U.S. Defense Secretary Donald Rumsfeld says he cannot predict when the global war on terrorism will end, but he says it will end when enough countries provide their people with alternatives to radicalism. In a speech at the National Press Club in Washington Thursday, the secretary spoke about the war on terror.
Secretary Rumsfeld said governments must provide alternatives to radical Islamic education, and create what he called a "set of pressures" to reduce the attraction of such schools. He said that is part of the multi-nation effort that is needed to end the war on terrorism.
"It's not possible today to know precisely when it'll end or how it'll end, but the way it will end is not with a signing ceremony on the USS Missouri, as World War Two did. It will end because individual countries, collectively cooperating, will be successful in reducing the numbers of people that are attracted to terrorism," he said.

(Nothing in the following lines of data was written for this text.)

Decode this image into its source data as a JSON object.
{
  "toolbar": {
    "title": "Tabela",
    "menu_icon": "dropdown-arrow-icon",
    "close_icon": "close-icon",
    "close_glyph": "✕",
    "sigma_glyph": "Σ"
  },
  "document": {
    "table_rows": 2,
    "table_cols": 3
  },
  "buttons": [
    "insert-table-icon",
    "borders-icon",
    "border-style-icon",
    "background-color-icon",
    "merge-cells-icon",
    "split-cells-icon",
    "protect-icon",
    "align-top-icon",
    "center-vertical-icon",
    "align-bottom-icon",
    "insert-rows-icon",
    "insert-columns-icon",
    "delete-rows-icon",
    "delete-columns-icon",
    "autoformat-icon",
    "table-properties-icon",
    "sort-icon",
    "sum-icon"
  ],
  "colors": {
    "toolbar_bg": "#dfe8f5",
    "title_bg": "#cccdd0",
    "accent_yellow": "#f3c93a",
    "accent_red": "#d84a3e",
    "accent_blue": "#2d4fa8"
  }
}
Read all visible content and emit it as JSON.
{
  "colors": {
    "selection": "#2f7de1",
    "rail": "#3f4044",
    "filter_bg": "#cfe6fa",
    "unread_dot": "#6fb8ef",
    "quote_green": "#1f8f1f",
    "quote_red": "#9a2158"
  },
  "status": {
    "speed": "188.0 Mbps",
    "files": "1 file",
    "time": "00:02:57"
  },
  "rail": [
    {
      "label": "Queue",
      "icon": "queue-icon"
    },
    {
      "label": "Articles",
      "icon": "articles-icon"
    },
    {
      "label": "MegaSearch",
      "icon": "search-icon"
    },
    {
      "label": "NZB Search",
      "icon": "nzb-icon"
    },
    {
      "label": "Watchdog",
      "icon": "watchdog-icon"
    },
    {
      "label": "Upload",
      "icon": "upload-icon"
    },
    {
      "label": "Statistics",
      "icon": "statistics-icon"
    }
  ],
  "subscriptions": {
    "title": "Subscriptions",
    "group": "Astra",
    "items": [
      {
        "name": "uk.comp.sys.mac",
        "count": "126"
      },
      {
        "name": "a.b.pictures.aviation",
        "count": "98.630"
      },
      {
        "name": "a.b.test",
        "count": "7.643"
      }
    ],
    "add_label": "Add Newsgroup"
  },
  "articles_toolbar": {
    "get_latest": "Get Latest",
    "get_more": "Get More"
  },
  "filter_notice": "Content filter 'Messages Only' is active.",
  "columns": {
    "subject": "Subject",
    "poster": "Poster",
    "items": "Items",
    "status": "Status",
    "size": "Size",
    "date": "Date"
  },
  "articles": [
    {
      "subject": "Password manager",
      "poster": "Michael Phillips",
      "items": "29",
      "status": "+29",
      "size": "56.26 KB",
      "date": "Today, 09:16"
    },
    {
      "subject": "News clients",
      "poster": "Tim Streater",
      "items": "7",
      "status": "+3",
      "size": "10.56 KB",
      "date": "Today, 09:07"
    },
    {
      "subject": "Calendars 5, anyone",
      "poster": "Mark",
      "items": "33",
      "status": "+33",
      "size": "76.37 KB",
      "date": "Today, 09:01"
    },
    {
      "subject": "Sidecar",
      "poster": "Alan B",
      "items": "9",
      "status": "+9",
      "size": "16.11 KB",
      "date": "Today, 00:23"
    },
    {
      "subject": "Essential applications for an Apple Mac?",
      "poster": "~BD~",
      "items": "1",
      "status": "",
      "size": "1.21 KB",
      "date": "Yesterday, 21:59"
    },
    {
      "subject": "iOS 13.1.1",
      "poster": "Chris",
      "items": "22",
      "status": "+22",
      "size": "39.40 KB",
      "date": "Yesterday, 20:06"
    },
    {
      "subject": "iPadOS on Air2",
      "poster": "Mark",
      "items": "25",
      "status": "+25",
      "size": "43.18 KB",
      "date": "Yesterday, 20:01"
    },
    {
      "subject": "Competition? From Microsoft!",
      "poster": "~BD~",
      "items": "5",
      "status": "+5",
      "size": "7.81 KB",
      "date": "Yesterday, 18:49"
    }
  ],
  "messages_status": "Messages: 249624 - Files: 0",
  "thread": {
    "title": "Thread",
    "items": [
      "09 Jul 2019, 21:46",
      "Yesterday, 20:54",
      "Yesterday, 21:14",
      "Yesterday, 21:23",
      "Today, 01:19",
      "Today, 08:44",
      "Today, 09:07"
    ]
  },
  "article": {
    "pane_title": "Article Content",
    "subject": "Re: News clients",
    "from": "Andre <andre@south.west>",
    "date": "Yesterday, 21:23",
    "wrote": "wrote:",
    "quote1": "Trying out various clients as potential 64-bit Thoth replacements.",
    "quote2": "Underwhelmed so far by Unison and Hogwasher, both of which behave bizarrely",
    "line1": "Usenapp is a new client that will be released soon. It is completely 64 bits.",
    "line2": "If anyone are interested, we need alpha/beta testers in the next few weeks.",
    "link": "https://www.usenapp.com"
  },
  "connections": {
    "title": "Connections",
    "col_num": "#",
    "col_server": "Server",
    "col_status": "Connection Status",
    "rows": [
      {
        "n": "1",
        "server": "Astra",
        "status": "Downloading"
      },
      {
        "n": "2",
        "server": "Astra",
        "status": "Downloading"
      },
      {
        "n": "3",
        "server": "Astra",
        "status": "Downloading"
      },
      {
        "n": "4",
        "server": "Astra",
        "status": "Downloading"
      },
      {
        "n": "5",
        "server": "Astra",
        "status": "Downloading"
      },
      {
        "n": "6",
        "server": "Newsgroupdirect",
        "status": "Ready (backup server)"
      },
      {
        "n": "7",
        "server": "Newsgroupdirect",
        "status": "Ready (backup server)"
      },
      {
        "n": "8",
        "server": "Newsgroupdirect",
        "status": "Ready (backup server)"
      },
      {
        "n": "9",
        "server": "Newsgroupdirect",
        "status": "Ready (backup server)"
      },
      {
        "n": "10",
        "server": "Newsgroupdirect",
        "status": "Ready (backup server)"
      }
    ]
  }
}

Secretary Rumsfeld said the war on terrorism will end gradually, as militancy is reduced around the world.
In the meantime, he pledged that the U.S. military will continue to fight terrorists in Iraq, Afghanistan and elsewhere. And he warned against complacency in the effort because, he said, terrorist groups are intent on attacking the United States, and have access to increasingly deadly weapons.
Secretary Rumsfeld also criticized past U.S. government decisions to cut off military relationships with important countries when they adopt policies the United States doesn't like.
"Any time a country does something we don't like, we cut off our relationships with them in terms of our military-to-military education and training programs and the like," he said. "And it has proven to have been unhelpful - for example, we severed our relationships with Pakistan some years back and we lost a generation of relationships."
The secretary also mentioned Indonesia, which recently had full military relations with the United States restored, after they were cut due to human rights violations in East Timor several years ago. Secretary Rumsfeld said such moves are counter-productive because the military-to-military relationships are important in helping build democratic societies and fighting terrorism.